Kejahatan pengelolaan SDA
A
A
A
INILAH rentetan persoalan serius yang selama ini berputar di sekeliling bisnis migas: UU Migas yang menggerogoti kedaulatan negara, keputusan Mahkamah Konstitusi (MK) yang membubarkan BP Migas, penolakan sebagian pihak terhadap kenaikan harga BBM, dan terbongkarnya kasus suap Total SA dalam konsesi lapangan migas di Iran.
Terakhir, dengan tertangkapnya Kepala SKK Migas oleh KPK dua hari lalu mengonfirmasi seluruh sisi gelap tata kelola migas di Indonesia.

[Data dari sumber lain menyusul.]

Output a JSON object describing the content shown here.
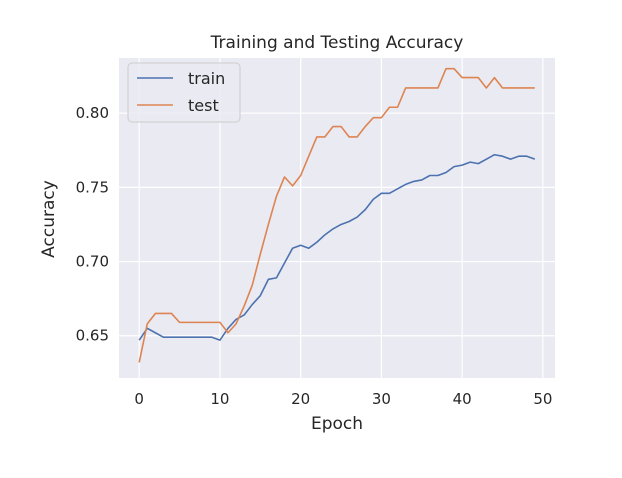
{
  "chart_data": {
    "type": "line",
    "title": "Training and Testing Accuracy",
    "xlabel": "Epoch",
    "ylabel": "Accuracy",
    "xlim": [
      -2.5,
      51.5
    ],
    "ylim": [
      0.6215,
      0.8372
    ],
    "xticks": [
      0,
      10,
      20,
      30,
      40,
      50
    ],
    "xtick_labels": [
      "0",
      "10",
      "20",
      "30",
      "40",
      "50"
    ],
    "yticks": [
      0.65,
      0.7,
      0.75,
      0.8
    ],
    "ytick_labels": [
      "0.65",
      "0.70",
      "0.75",
      "0.80"
    ],
    "grid": true,
    "legend_position": "top-left",
    "x": [
      0,
      1,
      2,
      3,
      4,
      5,
      6,
      7,
      8,
      9,
      10,
      11,
      12,
      13,
      14,
      15,
      16,
      17,
      18,
      19,
      20,
      21,
      22,
      23,
      24,
      25,
      26,
      27,
      28,
      29,
      30,
      31,
      32,
      33,
      34,
      35,
      36,
      37,
      38,
      39,
      40,
      41,
      42,
      43,
      44,
      45,
      46,
      47,
      48,
      49
    ],
    "series": [
      {
        "name": "train",
        "color": "#4c72b0",
        "values": [
          0.647,
          0.655,
          0.652,
          0.649,
          0.649,
          0.649,
          0.649,
          0.649,
          0.649,
          0.649,
          0.647,
          0.655,
          0.661,
          0.664,
          0.671,
          0.677,
          0.688,
          0.689,
          0.699,
          0.709,
          0.711,
          0.709,
          0.713,
          0.718,
          0.722,
          0.725,
          0.727,
          0.73,
          0.735,
          0.742,
          0.746,
          0.746,
          0.749,
          0.752,
          0.754,
          0.755,
          0.758,
          0.758,
          0.76,
          0.764,
          0.765,
          0.767,
          0.766,
          0.769,
          0.772,
          0.771,
          0.769,
          0.771,
          0.771,
          0.769
        ]
      },
      {
        "name": "test",
        "color": "#dd8452",
        "values": [
          0.632,
          0.658,
          0.665,
          0.665,
          0.665,
          0.659,
          0.659,
          0.659,
          0.659,
          0.659,
          0.659,
          0.652,
          0.658,
          0.67,
          0.684,
          0.705,
          0.725,
          0.744,
          0.757,
          0.751,
          0.758,
          0.771,
          0.784,
          0.784,
          0.791,
          0.791,
          0.784,
          0.784,
          0.791,
          0.797,
          0.797,
          0.804,
          0.804,
          0.817,
          0.817,
          0.817,
          0.817,
          0.817,
          0.83,
          0.83,
          0.824,
          0.824,
          0.824,
          0.817,
          0.824,
          0.817,
          0.817,
          0.817,
          0.817,
          0.817
        ]
      }
    ]
  }
}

Penangkapan ini tentu masih harus dilihat konstruksi persoalannya, tapi sekurangnya sekarang sudah dapat dilihat ada perkara serius menyangkut gurita masalah migas nasional. Di luar itu tentu masih banyak problem yang bisa didata dan dikuliti satu per satu, misalnya penguasaan asing dalam bisnis eksplorasi migas, keengganan para eksplorator untuk membuat pengilangan/ pengolahan, beban cost recoveryyang tak masuk akal, tata kelola impor yang gelap, dan seterusnya.
Cengkeraman asing
Pada saat pemerintah hendak menaikkan harga BBM, banyak pihak menentang langkah itu, karena pokok soalnya bukanlah pembengkakan subsidi yang bisa melumpuhkan APBN. Itu hanyalah hilir masalah yang tidak akan terjadi bila seluruh tata kelola migas dibuat terang benderang. Sulit dipercaya, sejak 1960 bisnis migas ini terus dikuasai oleh asing tanpa ada kenaikan proporsi pemain domestik, baik BUMN maupun swasta. Argumennya selalu sama: tidak punya modal, teknologi, dan SDM.

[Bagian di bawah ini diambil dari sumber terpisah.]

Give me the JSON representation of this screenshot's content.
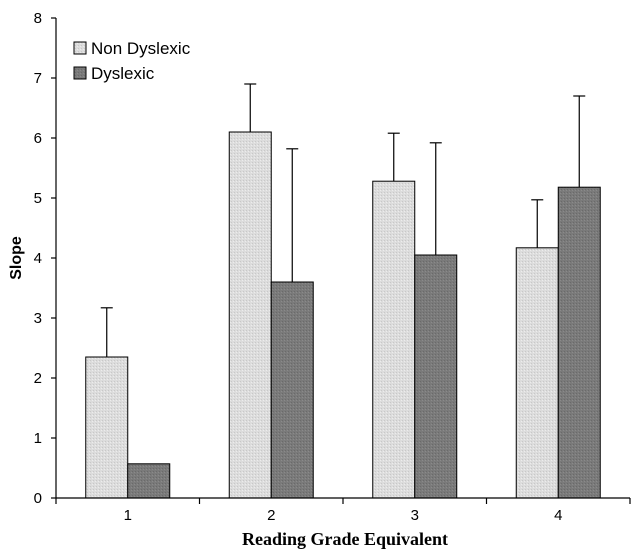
{
  "chart_data": {
    "type": "bar",
    "title": "",
    "xlabel": "Reading Grade Equivalent",
    "ylabel": "Slope",
    "categories": [
      "1",
      "2",
      "3",
      "4"
    ],
    "ylim": [
      0,
      8
    ],
    "yticks": [
      "0",
      "1",
      "2",
      "3",
      "4",
      "5",
      "6",
      "7",
      "8"
    ],
    "grid": false,
    "legend_position": "top-left",
    "series": [
      {
        "name": "Non Dyslexic",
        "values": [
          2.35,
          6.1,
          5.28,
          4.17
        ],
        "error_upper": [
          0.82,
          0.8,
          0.8,
          0.8
        ],
        "color": "#d9d9d9"
      },
      {
        "name": "Dyslexic",
        "values": [
          0.57,
          3.6,
          4.05,
          5.18
        ],
        "error_upper": [
          0.0,
          2.22,
          1.87,
          1.52
        ],
        "color": "#7f7f7f"
      }
    ]
  }
}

Tentu saja alasan itu sumir karena dengan mudah dipatahkan. Modal dengan mudah dicari, baik dari pasar domestik maupun luar negeri. Teknologi bisa dibeli dengan cepat dan SDM banyak bertebaran, bahkan di antara ahli-ahli terbaik migas Indonesia sekarang diburu oleh luar negeri dengan iming-iming gaji yang fantastis. Dengan deskripsi itu, tentu tak masuk akal apabila BUMN tidak memiliki kemampuan mengeksplorasi sebagian besar bisnis migas di Tanah Air, seperti yang diamanatkan konstitusi.

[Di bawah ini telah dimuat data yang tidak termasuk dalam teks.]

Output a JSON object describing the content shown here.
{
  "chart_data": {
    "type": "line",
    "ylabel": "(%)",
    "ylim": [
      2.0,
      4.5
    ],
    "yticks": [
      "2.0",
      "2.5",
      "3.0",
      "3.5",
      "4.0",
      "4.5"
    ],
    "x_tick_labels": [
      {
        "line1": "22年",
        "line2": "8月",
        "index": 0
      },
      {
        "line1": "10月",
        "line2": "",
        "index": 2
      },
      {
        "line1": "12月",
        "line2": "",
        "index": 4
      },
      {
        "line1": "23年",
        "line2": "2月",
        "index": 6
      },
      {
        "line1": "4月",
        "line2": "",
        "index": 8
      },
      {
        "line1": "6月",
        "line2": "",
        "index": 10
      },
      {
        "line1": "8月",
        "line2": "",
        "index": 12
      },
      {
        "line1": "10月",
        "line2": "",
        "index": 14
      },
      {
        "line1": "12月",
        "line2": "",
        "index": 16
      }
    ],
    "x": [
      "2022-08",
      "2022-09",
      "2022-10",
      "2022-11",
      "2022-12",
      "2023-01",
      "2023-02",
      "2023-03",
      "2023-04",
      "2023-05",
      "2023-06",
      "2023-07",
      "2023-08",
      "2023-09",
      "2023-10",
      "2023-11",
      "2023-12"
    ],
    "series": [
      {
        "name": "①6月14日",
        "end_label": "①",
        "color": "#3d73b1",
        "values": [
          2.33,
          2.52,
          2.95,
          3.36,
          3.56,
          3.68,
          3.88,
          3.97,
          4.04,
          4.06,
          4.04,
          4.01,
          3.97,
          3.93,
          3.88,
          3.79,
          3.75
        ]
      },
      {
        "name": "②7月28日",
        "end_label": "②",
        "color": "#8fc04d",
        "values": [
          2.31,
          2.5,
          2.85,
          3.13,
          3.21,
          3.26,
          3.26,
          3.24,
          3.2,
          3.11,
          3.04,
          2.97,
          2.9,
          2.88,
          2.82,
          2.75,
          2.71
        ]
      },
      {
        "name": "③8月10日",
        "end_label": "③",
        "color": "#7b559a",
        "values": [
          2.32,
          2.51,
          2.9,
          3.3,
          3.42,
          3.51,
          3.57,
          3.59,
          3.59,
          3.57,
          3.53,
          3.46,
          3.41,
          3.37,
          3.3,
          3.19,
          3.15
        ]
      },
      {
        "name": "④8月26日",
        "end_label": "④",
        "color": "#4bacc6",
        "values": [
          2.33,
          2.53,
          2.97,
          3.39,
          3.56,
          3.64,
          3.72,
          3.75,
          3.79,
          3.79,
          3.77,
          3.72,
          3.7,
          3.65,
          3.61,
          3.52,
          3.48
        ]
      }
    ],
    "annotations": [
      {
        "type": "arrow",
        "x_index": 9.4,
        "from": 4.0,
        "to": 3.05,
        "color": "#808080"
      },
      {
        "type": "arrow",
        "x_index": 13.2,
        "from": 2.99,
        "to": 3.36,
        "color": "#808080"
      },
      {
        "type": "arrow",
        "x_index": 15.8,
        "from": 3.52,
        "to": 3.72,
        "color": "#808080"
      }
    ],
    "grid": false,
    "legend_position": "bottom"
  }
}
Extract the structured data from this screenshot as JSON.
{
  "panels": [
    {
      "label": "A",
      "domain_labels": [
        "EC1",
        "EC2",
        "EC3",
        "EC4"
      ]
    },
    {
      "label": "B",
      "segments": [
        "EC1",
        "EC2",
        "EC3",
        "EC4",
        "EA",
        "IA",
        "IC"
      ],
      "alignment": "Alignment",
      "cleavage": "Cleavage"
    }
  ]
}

Lebih ironis lagi, pada saat kontrak Blok Mahakam akan habis dalam waktu dekat ini, justru Kementerian ESDM menghalangi Pertamina atau BUMN baru yang dibentuk untuk mengambil alih pengelolaan Blok Mahakam tersebut. Aneka argumen dimuntahkan, seolah memang pelaku dalam negeri (BUMN) tak bakal mampu mengelolanya. Alasan itu bukan sekadar melecehkan akal sehat, tapi juga menabrak perintah konstitusi.
Beragam dugaan bersemayam dalam pikiran kita masing-masing, mengapa pemerintah tega mengerdilkan kemampuan anak bangsa sendiri. Sampai kemudian kasus di Iran menyeruak. Intinya, Total SA didenda sekitar Rp4 triliun di pengadilan AS karena terbukti menyuap oknum pejabat Iran guna mendapatkan konsesi lapangan migas. Pada saat institusi dan penegakan hukum begitu lemah di Indonesia, maka praktik yang dilakukan oleh Total SA bukan mustahil dijalankan juga di sini.
Persoalannya, bagaimana hal itu mesti dibuktikan? Kasus penangkapan kepala SKK Migas inilah yang sekarang memiliki arti strategis sebagai ikhtiar membongkar seluruh lorong gelap tata kelola migas di Tanah Air. Kernel Oil, yang diduga melakukan penyuapan terhadap oknum petinggi SKK Migas, hanyalah noktah kecil dari pigura besar bisnis migas di Indonesia.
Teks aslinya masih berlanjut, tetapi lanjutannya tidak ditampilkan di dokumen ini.